Kamis, 08 November 2012

Peran Sekolah Swasta dalam Pendidikan di Indonesia


Membunuh swasta

Peran sekolah swasta di Indonesia jelas tidak diragukan. Hal ini antara lain ditunjukkan sejak Republik ini berdiri, pendidikan swasta sudah hadir dan berperan. Bahkan, ada yang sudah berkiprah di masyarakat sebelum republik ini berdiri. Sebut saja Tamansiswa, Muhammadiyah, Ma’arif NU, Katolik, dan Kristen.
Saat ini para penyelenggara sekolah swasta umumnya tidak happy- happy amat, bahkan ada yang mengungkapkan rasa sedih, saat pemerintah menjalankan kebijakan sekolah gratis. Bagaimana bisa happy kalau calon siswanya banyak tersedot ke sekolah negeri sehingga banyak sekolah swasta terancam gulung tikar karena kekurangan siswa.
Keadaan itu benar-benar terjadi dan dirasakan para penyelenggara sekolah swasta, khususnya di pedesaan atau daerah berpenduduk miskin.

Mengapa hal itu terjadi?

Ternyata tidak semua warga negara berorientasi pada mutu (quality orientation), tetapi pada ekonomi (economical orientation).

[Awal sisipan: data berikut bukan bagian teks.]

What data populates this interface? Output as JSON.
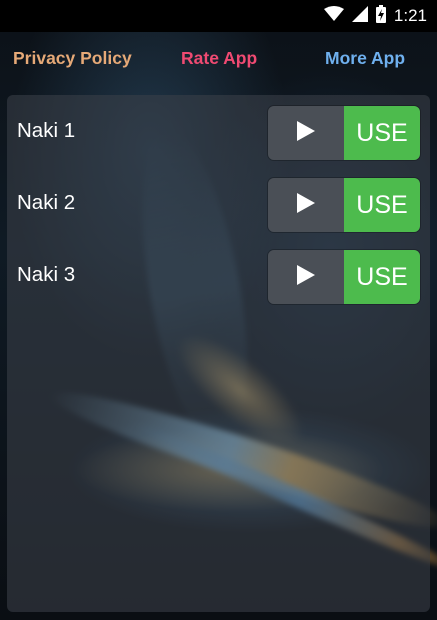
{
  "status_bar": {
    "time": "1:21",
    "icons": [
      "wifi-icon",
      "signal-icon",
      "battery-charging-icon"
    ]
  },
  "header": {
    "privacy_label": "Privacy Policy",
    "rate_label": "Rate App",
    "more_label": "More App",
    "colors": {
      "privacy": "#e6a977",
      "rate": "#f04a72",
      "more": "#6fb0ee"
    }
  },
  "items": [
    {
      "label": "Naki 1",
      "use_label": "USE",
      "play_icon": "play-icon"
    },
    {
      "label": "Naki 2",
      "use_label": "USE",
      "play_icon": "play-icon"
    },
    {
      "label": "Naki 3",
      "use_label": "USE",
      "play_icon": "play-icon"
    }
  ],
  "colors": {
    "use_button": "#4dbb4d",
    "play_button": "#4a4f56"
  }
}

Hal terakhir ini banyak terjadi dan hinggap pada masyarakat miskin, rakyat bawah, atau kaum duafa.
Itu sebabnya saat mendengar pemerintah menyediakan sekolah gratis—notabene hanya berlaku pada sekolah negeri—masyarakat ”menyerbu” sekolah yang tidak membayar dengan meninggalkan sekolah swasta yang harus membayar.
Alhasil sekolah swasta kekurangan siswa, dan jika kekurangan siswa akan menjadi sulit bagi pengelola untuk mempertahankan keberadaannya. Jika kebijakan sekolah gratis itu dipertahankan, dalam beberapa tahun ke depan akan banyak sekolah swasta tutup buku.
Kebijakan sekolah gratis pada dasarnya bagus, tetapi jika dampaknya membuat sekolah swasta gulung tikar, hal ini merupakan suatu kebijakan yang tidak patut dilanjutkan. Jangan sampai muncul anggapan, kebijakan sekolah gratis dimaksudkan untuk membunuh sekolah swasta.
Kejelasan kebijakan
Terkait masa depan sekolah swasta, diperlukan kejelasan kebijakan pemerintah, apakah pengelolaan pendidikan difokuskan kepada pemerintah atau diserahkan kepada masyarakat.
Pengalaman Inggris dalam mengelola pendidikan, pemerintah langsung menanganinya dan sekolah swasta yang diizinkan berkiprah hanya yang bermutu di atas standar. Sekolah gratis berjalan relatif mulus dan hasilnya bagus. Banyak sekolah (negeri) di Inggris yang digandrungi penduduk dunia.
Sebaliknya pengelolaan sekolah di AS lebih diserahkan kepada masyarakat. Di negeri ini, sekolah swasta diberi kebebasan untuk berperan, bahkan diberi subsidi finansial secara signifikan. Boleh dikata, tak ada sekolah gratis di AS dan bermutu bagus sehingga banyak sekolah (swasta) di AS digandrungi penduduk dunia.
Hingga kini, kebijakan Pemerintah Indonesia tidak pernah jelas dalam mengelola pendidikan. Akan mengikuti pola Inggris atau AS. Tak mengherankan bila banyak kebijakan pendidikan pemerintah yang sering mengejutkan masyarakat, di antaranya kebijakan sekolah gratis.
Jika mengacu ke Inggris, yaitu pengelolaan pendidikan ditangani langsung oleh pemerintah, masih banyak masalah yang harus dijawab. Dalam jangka panjang, mampukah anggaran pendidikan kita menggratiskan siswa? Apakah hanya pendidikan dasar yang digratiskan? Bagaimana nasib sekolah swasta yang sudah mengabdi sejak negeri ini belum merdeka seperti Tamansiswa, Muhammadiyah, Ma’arif, Kristen, Katolik, dan lainnya?
Jika mengacu ke AS, yaitu pengelolaan pendidikan diserahkan kepada masyarakat alias swasta, juga banyak masalah yang harus dicari jawabnya. Mengapa kebijakan sekolah gratis hanya diberlakukan bagi sekolah negeri? Mengapa organisasi pendidikan swasta tak pernah diajak berembuk untuk menentukan kebijakan ini? Mengapa subsidi pemerintah hanya cenderung mengalir ke sekolah negeri? Dan banyak pertanyaan lain.
Tanpa kejelasan kebijakan pemerintah terkait pendidikan pada masa mendatang, sulit memperhitungkan masa depan pendidikan swasta di Indonesia.